Get the terms that appear in few records.

The returned Column is flattened. Eg if you supply a column of array<string>, the result will be of type string.

Exactly one of max_records_n or max_records_frac must be set.

PARAMETER	DESCRIPTION
`terms`	A column of Arrays, where each array contains the terms for a record. TYPE: `ArrayColumn`
`max_records_n`	The maximum number of records a term can appear in. The default is None. TYPE: `int` DEFAULT: `None`
`max_records_frac`	The maximum fraction of records a term can appear in. The default is None. TYPE: `float` DEFAULT: `None`

RETURNS	DESCRIPTION
`Column`	The terms that appear in few records.

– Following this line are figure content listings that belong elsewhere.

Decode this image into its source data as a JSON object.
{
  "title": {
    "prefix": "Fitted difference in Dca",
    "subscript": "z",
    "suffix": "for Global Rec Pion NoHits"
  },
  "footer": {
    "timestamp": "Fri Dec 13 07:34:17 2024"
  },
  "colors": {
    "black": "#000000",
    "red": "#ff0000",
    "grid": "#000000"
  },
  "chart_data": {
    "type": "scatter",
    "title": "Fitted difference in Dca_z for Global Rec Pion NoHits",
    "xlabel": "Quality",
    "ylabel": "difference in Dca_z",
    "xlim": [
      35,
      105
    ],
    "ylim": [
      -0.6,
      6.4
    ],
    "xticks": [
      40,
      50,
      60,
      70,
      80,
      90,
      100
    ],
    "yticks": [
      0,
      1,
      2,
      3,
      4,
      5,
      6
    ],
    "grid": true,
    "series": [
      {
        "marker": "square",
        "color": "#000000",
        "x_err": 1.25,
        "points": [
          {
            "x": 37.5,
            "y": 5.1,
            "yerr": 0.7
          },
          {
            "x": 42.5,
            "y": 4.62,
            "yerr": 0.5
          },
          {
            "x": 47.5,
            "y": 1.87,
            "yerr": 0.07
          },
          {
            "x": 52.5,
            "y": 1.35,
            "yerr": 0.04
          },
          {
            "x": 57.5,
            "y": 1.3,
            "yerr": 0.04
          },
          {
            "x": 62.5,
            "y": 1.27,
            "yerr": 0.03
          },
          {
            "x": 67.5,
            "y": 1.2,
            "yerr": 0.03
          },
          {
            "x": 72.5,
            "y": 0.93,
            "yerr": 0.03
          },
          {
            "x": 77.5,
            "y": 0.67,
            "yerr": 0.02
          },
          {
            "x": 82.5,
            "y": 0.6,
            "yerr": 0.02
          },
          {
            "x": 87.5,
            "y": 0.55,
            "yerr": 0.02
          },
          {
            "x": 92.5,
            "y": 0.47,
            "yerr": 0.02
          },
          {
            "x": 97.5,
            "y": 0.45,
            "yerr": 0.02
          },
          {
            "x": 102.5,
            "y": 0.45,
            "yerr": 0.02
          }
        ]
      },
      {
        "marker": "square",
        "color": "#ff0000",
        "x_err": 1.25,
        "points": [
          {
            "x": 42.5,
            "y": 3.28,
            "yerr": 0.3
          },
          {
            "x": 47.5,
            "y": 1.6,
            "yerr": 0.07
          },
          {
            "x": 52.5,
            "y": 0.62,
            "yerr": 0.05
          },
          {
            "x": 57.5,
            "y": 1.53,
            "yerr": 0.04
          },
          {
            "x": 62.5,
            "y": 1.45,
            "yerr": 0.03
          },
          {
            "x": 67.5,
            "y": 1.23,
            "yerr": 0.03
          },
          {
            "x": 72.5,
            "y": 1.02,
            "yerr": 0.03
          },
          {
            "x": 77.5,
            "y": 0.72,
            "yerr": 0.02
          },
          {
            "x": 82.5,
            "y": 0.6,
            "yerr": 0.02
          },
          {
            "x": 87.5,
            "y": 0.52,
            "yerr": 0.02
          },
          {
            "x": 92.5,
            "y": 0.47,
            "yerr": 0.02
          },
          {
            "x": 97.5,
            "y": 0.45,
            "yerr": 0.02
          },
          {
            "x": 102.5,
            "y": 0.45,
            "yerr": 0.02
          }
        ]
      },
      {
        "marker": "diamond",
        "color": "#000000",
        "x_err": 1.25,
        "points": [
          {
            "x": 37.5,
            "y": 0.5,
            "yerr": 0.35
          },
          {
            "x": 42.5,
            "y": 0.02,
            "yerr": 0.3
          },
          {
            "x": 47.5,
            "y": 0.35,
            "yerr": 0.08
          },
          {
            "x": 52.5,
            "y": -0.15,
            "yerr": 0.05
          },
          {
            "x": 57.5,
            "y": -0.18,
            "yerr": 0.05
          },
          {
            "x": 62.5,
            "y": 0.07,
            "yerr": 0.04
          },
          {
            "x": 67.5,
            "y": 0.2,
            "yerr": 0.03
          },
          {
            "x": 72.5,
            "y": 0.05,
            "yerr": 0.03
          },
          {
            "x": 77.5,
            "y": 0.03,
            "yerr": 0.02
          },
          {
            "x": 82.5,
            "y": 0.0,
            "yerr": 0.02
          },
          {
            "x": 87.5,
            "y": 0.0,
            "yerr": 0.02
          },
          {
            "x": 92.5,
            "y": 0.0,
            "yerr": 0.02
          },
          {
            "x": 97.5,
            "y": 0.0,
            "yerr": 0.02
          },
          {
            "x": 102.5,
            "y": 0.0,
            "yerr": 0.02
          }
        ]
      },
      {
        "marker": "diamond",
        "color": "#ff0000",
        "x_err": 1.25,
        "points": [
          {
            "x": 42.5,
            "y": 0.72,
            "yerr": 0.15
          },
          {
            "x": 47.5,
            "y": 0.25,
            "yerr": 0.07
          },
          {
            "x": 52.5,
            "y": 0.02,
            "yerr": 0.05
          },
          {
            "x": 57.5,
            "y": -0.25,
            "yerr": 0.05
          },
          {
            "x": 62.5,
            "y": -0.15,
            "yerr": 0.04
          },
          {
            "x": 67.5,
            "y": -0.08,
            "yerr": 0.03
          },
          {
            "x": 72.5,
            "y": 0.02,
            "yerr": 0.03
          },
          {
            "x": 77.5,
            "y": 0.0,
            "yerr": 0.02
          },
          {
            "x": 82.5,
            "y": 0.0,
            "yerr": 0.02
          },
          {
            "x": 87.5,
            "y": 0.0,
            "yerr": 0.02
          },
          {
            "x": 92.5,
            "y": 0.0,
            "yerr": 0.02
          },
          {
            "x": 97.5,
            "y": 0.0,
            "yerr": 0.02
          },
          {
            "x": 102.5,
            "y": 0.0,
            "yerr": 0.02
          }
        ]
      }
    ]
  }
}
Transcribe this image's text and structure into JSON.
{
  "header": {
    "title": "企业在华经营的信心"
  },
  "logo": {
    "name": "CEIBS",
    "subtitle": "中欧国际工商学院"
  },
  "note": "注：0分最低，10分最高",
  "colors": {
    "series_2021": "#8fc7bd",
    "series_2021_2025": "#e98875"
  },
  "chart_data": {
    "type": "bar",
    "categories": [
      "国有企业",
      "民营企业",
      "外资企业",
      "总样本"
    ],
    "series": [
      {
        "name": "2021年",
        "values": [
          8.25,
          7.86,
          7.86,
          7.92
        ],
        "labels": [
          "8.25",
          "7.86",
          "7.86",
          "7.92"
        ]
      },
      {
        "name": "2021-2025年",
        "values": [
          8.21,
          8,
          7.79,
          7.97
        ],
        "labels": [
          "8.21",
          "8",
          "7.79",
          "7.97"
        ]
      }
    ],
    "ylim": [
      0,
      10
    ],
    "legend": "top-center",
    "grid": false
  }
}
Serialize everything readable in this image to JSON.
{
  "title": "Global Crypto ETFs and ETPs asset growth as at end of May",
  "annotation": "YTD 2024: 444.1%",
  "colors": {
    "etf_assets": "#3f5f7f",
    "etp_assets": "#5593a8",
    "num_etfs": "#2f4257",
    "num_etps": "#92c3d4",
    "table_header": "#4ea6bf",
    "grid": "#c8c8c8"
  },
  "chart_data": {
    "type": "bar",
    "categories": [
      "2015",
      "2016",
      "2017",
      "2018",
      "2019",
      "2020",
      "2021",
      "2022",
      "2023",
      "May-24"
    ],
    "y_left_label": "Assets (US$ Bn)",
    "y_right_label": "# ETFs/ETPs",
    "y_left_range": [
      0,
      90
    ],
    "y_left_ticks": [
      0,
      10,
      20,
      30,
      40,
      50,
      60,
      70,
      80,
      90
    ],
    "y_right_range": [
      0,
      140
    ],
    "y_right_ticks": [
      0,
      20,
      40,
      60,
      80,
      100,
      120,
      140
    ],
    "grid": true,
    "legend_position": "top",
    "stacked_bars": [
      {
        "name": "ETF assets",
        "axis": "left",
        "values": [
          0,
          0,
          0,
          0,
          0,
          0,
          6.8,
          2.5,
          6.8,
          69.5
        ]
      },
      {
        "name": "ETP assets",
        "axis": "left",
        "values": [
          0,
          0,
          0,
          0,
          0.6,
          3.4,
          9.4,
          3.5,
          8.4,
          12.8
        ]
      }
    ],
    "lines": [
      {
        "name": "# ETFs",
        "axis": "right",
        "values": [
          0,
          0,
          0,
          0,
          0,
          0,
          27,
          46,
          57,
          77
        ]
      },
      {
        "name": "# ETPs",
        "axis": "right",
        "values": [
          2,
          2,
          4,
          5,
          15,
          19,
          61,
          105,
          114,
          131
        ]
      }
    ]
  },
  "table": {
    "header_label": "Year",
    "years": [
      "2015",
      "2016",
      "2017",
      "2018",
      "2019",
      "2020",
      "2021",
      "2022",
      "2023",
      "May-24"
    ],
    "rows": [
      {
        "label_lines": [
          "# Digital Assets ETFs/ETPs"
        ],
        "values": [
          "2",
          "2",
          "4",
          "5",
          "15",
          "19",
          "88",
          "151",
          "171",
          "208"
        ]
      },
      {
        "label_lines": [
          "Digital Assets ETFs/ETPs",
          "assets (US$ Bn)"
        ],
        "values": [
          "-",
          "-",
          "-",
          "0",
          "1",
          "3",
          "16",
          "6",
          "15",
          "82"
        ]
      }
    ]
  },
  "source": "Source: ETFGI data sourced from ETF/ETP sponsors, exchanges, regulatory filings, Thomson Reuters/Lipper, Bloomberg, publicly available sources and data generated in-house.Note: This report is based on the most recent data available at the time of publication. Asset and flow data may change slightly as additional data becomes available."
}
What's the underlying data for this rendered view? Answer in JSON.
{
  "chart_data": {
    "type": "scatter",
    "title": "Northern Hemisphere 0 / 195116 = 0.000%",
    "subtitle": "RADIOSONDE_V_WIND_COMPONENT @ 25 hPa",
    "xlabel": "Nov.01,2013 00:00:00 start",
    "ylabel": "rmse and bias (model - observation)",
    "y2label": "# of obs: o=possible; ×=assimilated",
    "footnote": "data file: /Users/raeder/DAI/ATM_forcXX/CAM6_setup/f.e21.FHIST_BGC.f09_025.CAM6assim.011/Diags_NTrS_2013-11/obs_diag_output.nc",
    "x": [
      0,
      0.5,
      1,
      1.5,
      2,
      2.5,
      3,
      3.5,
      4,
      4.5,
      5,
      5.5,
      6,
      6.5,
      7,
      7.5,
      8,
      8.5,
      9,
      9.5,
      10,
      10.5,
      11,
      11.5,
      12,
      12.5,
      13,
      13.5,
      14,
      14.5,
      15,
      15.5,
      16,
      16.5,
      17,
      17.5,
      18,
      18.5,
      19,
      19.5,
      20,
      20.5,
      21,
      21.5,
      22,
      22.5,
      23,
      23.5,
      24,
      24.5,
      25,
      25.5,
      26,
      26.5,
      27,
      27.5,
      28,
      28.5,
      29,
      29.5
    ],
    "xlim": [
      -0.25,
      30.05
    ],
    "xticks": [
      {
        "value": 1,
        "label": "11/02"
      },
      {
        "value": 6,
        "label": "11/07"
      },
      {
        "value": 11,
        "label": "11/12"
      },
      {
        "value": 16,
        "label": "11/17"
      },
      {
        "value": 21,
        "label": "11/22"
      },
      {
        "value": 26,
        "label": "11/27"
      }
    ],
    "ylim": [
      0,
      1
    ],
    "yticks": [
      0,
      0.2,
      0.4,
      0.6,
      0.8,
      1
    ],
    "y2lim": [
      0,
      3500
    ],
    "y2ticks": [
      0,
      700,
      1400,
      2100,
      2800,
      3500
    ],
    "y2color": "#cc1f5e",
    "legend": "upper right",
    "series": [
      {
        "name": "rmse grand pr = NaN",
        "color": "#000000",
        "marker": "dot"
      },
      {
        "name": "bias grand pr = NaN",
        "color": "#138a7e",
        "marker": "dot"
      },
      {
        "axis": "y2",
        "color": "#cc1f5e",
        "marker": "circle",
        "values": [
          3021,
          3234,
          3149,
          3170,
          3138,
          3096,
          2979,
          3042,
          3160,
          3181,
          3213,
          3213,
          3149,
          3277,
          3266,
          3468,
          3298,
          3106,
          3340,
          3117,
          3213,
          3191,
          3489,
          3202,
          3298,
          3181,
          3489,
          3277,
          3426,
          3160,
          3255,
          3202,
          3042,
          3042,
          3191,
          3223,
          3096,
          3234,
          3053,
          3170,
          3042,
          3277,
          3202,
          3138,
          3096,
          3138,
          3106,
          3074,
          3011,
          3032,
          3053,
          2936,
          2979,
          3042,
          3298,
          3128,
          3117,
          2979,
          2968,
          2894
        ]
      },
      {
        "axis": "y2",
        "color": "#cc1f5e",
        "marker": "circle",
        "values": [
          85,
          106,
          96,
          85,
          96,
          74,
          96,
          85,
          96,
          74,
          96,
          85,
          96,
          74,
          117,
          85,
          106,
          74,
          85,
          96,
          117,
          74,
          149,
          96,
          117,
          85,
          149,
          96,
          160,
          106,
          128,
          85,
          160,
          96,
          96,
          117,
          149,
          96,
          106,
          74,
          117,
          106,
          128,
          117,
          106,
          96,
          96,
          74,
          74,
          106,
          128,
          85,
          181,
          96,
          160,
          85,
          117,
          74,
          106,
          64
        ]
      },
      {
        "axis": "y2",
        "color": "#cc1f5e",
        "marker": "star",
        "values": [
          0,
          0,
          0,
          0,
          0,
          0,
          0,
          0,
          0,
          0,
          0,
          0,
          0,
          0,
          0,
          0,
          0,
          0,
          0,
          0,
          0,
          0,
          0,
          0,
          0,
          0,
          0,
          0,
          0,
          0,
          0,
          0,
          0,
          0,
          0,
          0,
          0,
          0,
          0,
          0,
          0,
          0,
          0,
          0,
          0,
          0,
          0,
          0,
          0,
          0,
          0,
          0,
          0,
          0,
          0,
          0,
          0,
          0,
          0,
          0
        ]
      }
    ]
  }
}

`mismo.sets.term_idf(terms: ir.ArrayValue) -> ir.Table`

Create a lookup Table from term to IDF.

Examples:

>>> import ibis
>>> from mismo.sets import term_idf
>>> ibis.options.interactive = True
>>> addresses = [
...     "12 main st",
...     "99 main ave",
...     "56 st joseph st",
...     "21 glacier st",
...     "12 glacier st",
... ]
>>> t = ibis.memtable({"address": addresses})
>>> # split on whitespace
>>> t = t.mutate(terms=t.address.re_split(r"\s+"))
>>> term_idf(t.terms).order_by("term")
┏━━━━━━━━━┳━━━━━━━━━━┓
┃ term    ┃ idf      ┃
┡━━━━━━━━━╇━━━━━━━━━━┩
│ string  │ float64  │
├─────────┼──────────┤
│ 12      │ 0.916291 │
│ 21      │ 1.609438 │
│ 56      │ 1.609438 │
│ 99      │ 1.609438 │
│ ave     │ 1.609438 │
│ glacier │ 0.916291 │
│ joseph  │ 1.609438 │
│ main    │ 0.916291 │
│ st      │ 0.223144 │
└─────────┴──────────┘